Diagnostics and semantic errors

Learning objective

  • Interpret diagnostics quickly and choose the right fix path.

Key syntax

Line 2, column 12: Incompatible return type: expected int but got string

Examples

  • Common diagnostics:
  • undeclared variable
  • unknown function or class
  • wrong argument count
  • incompatible assignment or return type
  • return outside function
  • cyclic import or missing symbol

Frequent diagnostics and quick fixes

  • Undeclared variable: 'x'

- Cause: variable not declared in current scope. - Fix: declare with let/const or reference the correct symbol.

  • Unknown function or class: 'Foo'

- Cause: missing import, typo, or wrong symbol name. - Fix: add import and verify exact identifier.

  • Incorrect number of arguments for 'fn': A != B

- Cause: call does not match function/method signature. - Fix: update call arguments or signature.

  • Cannot initialize 'x' of type list<T> with list<any>

- Cause: incompatible inferred list type. - Fix: use a typed declaration (let x: list<T> = []) or compatible values.

  • Cannot call member 'length' on type list<...>

- Cause: length() is not a Lucia list method. - Fix: use len(listValue).

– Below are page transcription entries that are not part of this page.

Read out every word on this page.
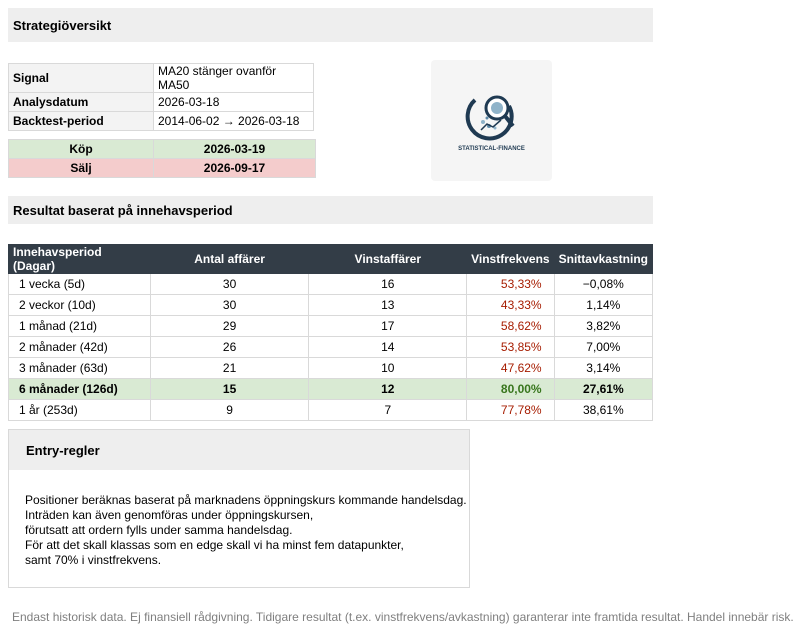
Strategiöversikt
Signal	MA20 stänger ovanför MA50
Analysdatum	2026-03-18
Backtest-period	2014-06-02 → 2026-03-18
Köp	2026-03-19
Sälj	2026-09-17
STATISTICAL-FINANCE
Resultat baserat på innehavsperiod
Innehavsperiod (Dagar)	Antal affärer	Vinstaffärer	Vinstfrekvens	Snittavkastning
1 vecka (5d)	30	16	53,33%	−0,08%
2 veckor (10d)	30	13	43,33%	1,14%
1 månad (21d)	29	17	58,62%	3,82%
2 månader (42d)	26	14	53,85%	7,00%
3 månader (63d)	21	10	47,62%	3,14%
6 månader (126d)	15	12	80,00%	27,61%
1 år (253d)	9	7	77,78%	38,61%
Entry-regler
Positioner beräknas baserat på marknadens öppningskurs kommande handelsdag.
Inträden kan även genomföras under öppningskursen,
förutsatt att ordern fylls under samma handelsdag.
För att det skall klassas som en edge skall vi ha minst fem datapunkter,
samt 70% i vinstfrekvens.
Endast historisk data. Ej finansiell rådgivning. Tidigare resultat (t.ex. vinstfrekvens/avkastning) garanterar inte framtida resultat. Handel innebär risk.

  • Unexpected Token '=' near indexed write

- Cause in older compiler versions: indexed assignment target not enabled. - Current behavior: obj[i] = value; is supported.

Common mistakes

  • Applying quick fix without understanding root cause.
  • Ignoring file/module boundaries when errors come from imports.

Debug workflow

  • Read the first error first. Later diagnostics are often cascade effects.
  • Verify imports and symbol names before touching complex logic.
  • Reduce to a minimal reproducible snippet.
  • Re-run after each fix to confirm the true root cause is solved.

Suggested practice

  • Trigger 3 diagnostics intentionally and fix each with explanation.